Non-stop data is being poured ceaselessly into our devices and our brains, occupying space in our individual hard drives which, when you think about it, rarely serves practical purpose other than to make us angry, sad or simply paranoid.
Messages
The latest example is the thousands of leaked Matt Hancock WhatsApp messages. The people involved in divulging them are awfully pleased with themselves, claiming some sort of giant victory for the truth and public interest.
But what do the messages really tell us, other than the fact that Hancock is a bloody fool whose brain is in his trousers, or that Isabel Oakeshott, who ghost-wrote his book, is someone no politician would be wise to entrust with a cloakroom ticket, let alone the entire contents of their mobile phone?
Both of which truths are already abundantly clear, firstly from Hancock’s public betrayal of his wife and secondly from Oakeshott’s track record as a self-styled ‘scoop getter and feather ruffler’, which ultimately led to a prison sentence for Vicky Pryce after the former wife of one-time Liberal Democrat minister Chris Huhne revealed how she had conspired with her ex to avoid a motoring fine.
The fact that the person who was naive enough to trust her with his private phone texts was also in charge of our health strategy during the COVID-19 pandemic is far more worrying, in my opinion, than any of the unedifying things he might have said in the messages themselves.
Fascinating
The truth is, all this information, all this machine gun-like rat-tat-tat of arguments, innuendo, accusations and recriminations, might be fascinating in the detail, but it doesn’t make our lives, as consumers of this data, any better or easier.
What does it achieve, other than make us more angry and less trusting of those in power, as well as turn what was a deeply traumatic period in recent history into something that seems even more traumatic?
Will it bring back lost loved ones? No. Will it repair the damage done by lockdown and school closures (which I opposed vigorously)?

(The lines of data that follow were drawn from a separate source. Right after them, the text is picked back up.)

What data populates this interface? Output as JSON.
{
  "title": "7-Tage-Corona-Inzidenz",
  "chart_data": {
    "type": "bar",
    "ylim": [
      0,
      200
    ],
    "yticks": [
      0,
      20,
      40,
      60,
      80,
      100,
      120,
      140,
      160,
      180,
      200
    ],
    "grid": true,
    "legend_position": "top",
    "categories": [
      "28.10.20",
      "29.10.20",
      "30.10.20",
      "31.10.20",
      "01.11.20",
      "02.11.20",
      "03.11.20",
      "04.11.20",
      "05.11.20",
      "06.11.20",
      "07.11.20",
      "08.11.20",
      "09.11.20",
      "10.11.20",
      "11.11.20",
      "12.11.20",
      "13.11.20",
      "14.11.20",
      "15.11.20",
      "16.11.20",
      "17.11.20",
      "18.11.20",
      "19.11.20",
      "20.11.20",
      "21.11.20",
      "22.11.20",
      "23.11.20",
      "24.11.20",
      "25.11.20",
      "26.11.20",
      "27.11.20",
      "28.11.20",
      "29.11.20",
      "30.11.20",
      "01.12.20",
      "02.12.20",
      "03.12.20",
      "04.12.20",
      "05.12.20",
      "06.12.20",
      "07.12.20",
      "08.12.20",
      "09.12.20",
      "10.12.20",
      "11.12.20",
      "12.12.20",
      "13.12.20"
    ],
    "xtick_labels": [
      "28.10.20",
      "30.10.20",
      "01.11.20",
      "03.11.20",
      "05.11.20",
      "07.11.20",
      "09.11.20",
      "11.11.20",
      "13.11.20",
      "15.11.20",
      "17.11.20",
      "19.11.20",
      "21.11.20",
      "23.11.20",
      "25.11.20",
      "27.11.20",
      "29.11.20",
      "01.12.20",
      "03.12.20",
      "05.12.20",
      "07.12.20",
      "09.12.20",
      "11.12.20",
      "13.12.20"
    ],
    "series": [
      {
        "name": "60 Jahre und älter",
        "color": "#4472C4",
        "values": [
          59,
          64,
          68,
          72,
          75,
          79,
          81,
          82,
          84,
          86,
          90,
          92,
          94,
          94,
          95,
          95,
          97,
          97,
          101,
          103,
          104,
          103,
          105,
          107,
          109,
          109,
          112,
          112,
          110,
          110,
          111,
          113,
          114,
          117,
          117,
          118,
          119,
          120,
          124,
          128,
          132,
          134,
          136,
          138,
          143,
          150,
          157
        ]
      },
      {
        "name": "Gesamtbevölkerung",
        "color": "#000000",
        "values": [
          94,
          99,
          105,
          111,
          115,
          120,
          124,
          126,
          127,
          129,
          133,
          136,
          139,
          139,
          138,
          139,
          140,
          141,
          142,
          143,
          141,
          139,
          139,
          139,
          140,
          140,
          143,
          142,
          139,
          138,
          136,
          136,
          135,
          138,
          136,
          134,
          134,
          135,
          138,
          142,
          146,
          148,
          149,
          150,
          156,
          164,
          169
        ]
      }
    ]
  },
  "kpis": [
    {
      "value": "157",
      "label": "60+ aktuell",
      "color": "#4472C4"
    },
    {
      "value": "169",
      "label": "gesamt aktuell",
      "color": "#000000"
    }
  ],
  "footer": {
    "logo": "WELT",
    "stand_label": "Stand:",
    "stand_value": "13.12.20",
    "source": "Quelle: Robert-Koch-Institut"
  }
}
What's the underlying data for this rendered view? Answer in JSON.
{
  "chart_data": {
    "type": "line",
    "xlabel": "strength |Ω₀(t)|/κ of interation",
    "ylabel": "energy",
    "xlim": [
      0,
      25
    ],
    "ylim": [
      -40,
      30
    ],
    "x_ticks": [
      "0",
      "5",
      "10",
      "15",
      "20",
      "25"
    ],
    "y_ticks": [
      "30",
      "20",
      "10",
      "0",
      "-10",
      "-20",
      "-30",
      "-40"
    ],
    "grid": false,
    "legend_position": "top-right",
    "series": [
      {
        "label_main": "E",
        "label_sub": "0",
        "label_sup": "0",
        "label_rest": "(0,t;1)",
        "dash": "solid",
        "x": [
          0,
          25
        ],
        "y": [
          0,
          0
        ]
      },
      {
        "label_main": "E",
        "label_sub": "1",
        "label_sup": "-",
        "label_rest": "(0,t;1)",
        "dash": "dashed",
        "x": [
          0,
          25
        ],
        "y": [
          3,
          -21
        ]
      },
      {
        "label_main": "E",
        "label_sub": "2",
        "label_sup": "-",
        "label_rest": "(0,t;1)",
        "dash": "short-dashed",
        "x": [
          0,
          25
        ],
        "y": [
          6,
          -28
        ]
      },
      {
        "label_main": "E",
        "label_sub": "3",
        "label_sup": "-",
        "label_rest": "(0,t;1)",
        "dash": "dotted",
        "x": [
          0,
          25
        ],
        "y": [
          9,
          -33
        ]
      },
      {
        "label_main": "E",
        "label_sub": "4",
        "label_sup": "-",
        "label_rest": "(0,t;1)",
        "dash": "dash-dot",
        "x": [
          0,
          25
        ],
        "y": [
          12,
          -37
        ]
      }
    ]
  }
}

No.
Does it offer a calm, balanced, non-biased analysis of the mistakes and misjudgments that were made during an unprecedented time of national crisis? Of course not.

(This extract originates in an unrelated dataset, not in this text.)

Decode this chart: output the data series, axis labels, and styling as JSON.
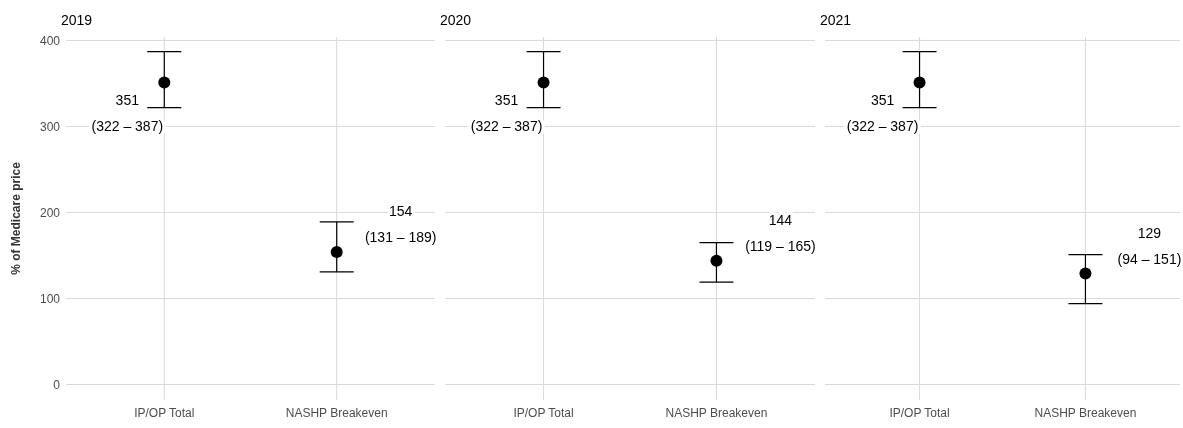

Information is not the same as knowledge. The latter requires context and understanding, intelligent, thoughtful analysis. No chance of that here.
The Lockdown Files are just another giant, toxic data dump dressed up as ‘public interest’ – but which is really no less misleading or manipulative than the politicians it pillories.
Had Oakeshott really wanted to serve the public interest, she would have quietly handed the data to Baroness Hallett who, as chair of the forthcoming COVID-19 inquiry, would no doubt have taken the relevant messages into account.
Instead, she’s used the information to further her anti-lockdown agenda, to paint the situation as a simple case of wrong versus right, bad versus good, when she knows as well as anyone that joined-up government is an inherently messy, often long-winded, process, and never more so during a pandemic.
Trouble is, that narrative doesn’t sell newspapers or garner many ‘likes’ on Twitter. The reality is too much information can be as bad as no information at all.
It doesn’t matter what sphere you’re in – corporate, private, public – there has to be a presumption that some things, some conversations and exchanges, will remain private, that certain boundaries will not be crossed. Otherwise, life becomes simply impossible.